Exposure to trauma at a younger age has been associated with an increased likelihood of developing PTSD. School-based interventions have been utilized to address traumatic stress and PTSD symptoms in children. However, to date, no meta-analyses have been performed to evaluate the strength of intervention impacts on PTS symptoms in school-aged children, ages 5-11.
Thus, the current review sought to address these gaps. Nine international databases were searched during the study's timeframe. Inclusion criteria were: (1) randomized controlled trials of an intervention or prevention program, (2) implementation in a school-based setting, (3) children aged 5-11, and (4) an outcome variable for PTS or PTSD. Although 26 studies met the above criteria, 21 studies met all inclusion criteria, including the data necessary to run the analysis, and were ultimately included in the meta-analysis. Random effects models were used; the standard mean difference was reported at -.30, which was determined as statistically significant (t = - 2.70, p = .01; 95% CI: [- 0.52, -0.07]).

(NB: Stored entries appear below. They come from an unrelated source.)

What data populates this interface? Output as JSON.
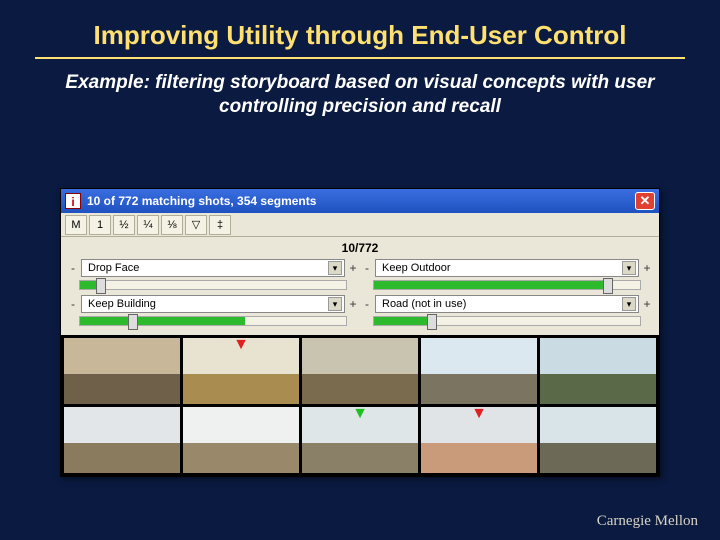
{
  "slide": {
    "title": "Improving Utility through End-User Control",
    "subtitle": "Example: filtering storyboard based on visual concepts with user controlling precision and recall"
  },
  "window": {
    "app_icon_letter": "i",
    "title": "10 of 772 matching shots, 354 segments"
  },
  "toolbar": {
    "b0": "M",
    "b1": "1",
    "b2": "½",
    "b3": "¼",
    "b4": "⅛",
    "b5": "▽",
    "b6": "‡"
  },
  "counter": "10/772",
  "filters": [
    {
      "label": "Drop Face",
      "minus": "-",
      "plus": "+",
      "fill": 8,
      "thumb": 6
    },
    {
      "label": "Keep Outdoor",
      "minus": "-",
      "plus": "+",
      "fill": 88,
      "thumb": 86
    },
    {
      "label": "Keep Building",
      "minus": "-",
      "plus": "+",
      "fill": 62,
      "thumb": 18
    },
    {
      "label": "Road (not in use)",
      "minus": "-",
      "plus": "+",
      "fill": 22,
      "thumb": 20
    }
  ],
  "shots": [
    {
      "sky": "#c9b79a",
      "ground": "#6f604a",
      "marker": ""
    },
    {
      "sky": "#e8e2d0",
      "ground": "#a88c50",
      "marker": "red"
    },
    {
      "sky": "#c8c4b0",
      "ground": "#7a6a4e",
      "marker": ""
    },
    {
      "sky": "#dbe8ef",
      "ground": "#7a7460",
      "marker": ""
    },
    {
      "sky": "#cadbe4",
      "ground": "#5a6a48",
      "marker": ""
    },
    {
      "sky": "#e2e6e8",
      "ground": "#8a7a5e",
      "marker": ""
    },
    {
      "sky": "#eef1f0",
      "ground": "#9a886a",
      "marker": ""
    },
    {
      "sky": "#dfe6e8",
      "ground": "#8a8068",
      "marker": "green"
    },
    {
      "sky": "#e0e4e6",
      "ground": "#c99b7a",
      "marker": "red"
    },
    {
      "sky": "#d8e4e8",
      "ground": "#6c6a56",
      "marker": ""
    }
  ],
  "brand": "Carnegie Mellon"
}
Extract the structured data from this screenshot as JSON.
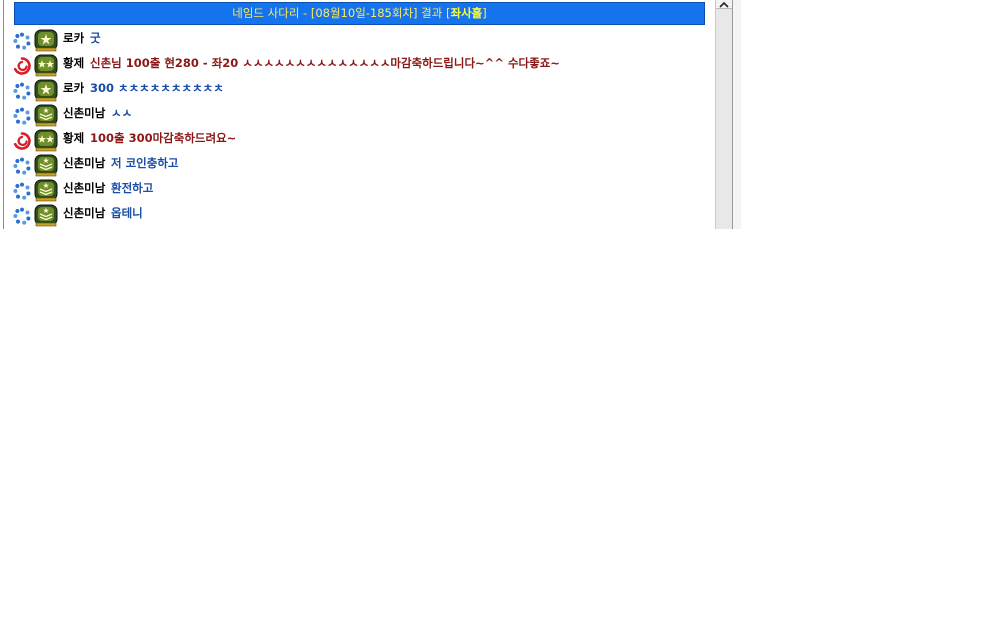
{
  "header": {
    "title_prefix": "네임드 사다리 - [08월10일-185회차] 결과 [",
    "result": "좌사홀",
    "title_suffix": "]"
  },
  "colors": {
    "header_bg": "#1673ee",
    "header_text": "#ffe95a",
    "message_blue": "#1a4ea6",
    "message_red": "#8b1818"
  },
  "chat": {
    "messages": [
      {
        "status_icon": "dotted-ring-icon",
        "rank_icon": "star-rank-badge-icon",
        "nick": "로카",
        "text": "굿",
        "color": "#1a4ea6"
      },
      {
        "status_icon": "swirl-icon",
        "rank_icon": "two-star-rank-badge-icon",
        "nick": "황제",
        "text": "신촌님 100출 현280 - 좌20 ㅅㅅㅅㅅㅅㅅㅅㅅㅅㅅㅅㅅㅅㅅ마감축하드립니다~^^ 수다좋죠~",
        "color": "#8b1818"
      },
      {
        "status_icon": "dotted-ring-icon",
        "rank_icon": "star-rank-badge-icon",
        "nick": "로카",
        "text": "300 ㅊㅊㅊㅊㅊㅊㅊㅊㅊㅊ",
        "color": "#1a4ea6"
      },
      {
        "status_icon": "dotted-ring-icon",
        "rank_icon": "chevron-rank-badge-icon",
        "nick": "신촌미남",
        "text": "ㅅㅅ",
        "color": "#1a4ea6"
      },
      {
        "status_icon": "swirl-icon",
        "rank_icon": "two-star-rank-badge-icon",
        "nick": "황제",
        "text": "100출 300마감축하드려요~",
        "color": "#8b1818"
      },
      {
        "status_icon": "dotted-ring-icon",
        "rank_icon": "chevron-rank-badge-icon",
        "nick": "신촌미남",
        "text": "저 코인충하고",
        "color": "#1a4ea6"
      },
      {
        "status_icon": "dotted-ring-icon",
        "rank_icon": "chevron-rank-badge-icon",
        "nick": "신촌미남",
        "text": "환전하고",
        "color": "#1a4ea6"
      },
      {
        "status_icon": "dotted-ring-icon",
        "rank_icon": "chevron-rank-badge-icon",
        "nick": "신촌미남",
        "text": "옵테니",
        "color": "#1a4ea6"
      }
    ]
  }
}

The results indicate that school-based interventions can effectively reduce posttraumatic stress in young children. These results indicate that school-based programs to address trauma in children may be an effective strategy to reduce PTS-related symptoms. Some limitations include a small number of studies included in the meta-analysis. Additionally, few studies reported enough detail to determine racial and ethnic demographic and specific age outcomes.
As a result, it was not possible to isolate the specific effects on the intended age group and conduct moderator effects for racial and ethnic demographic data.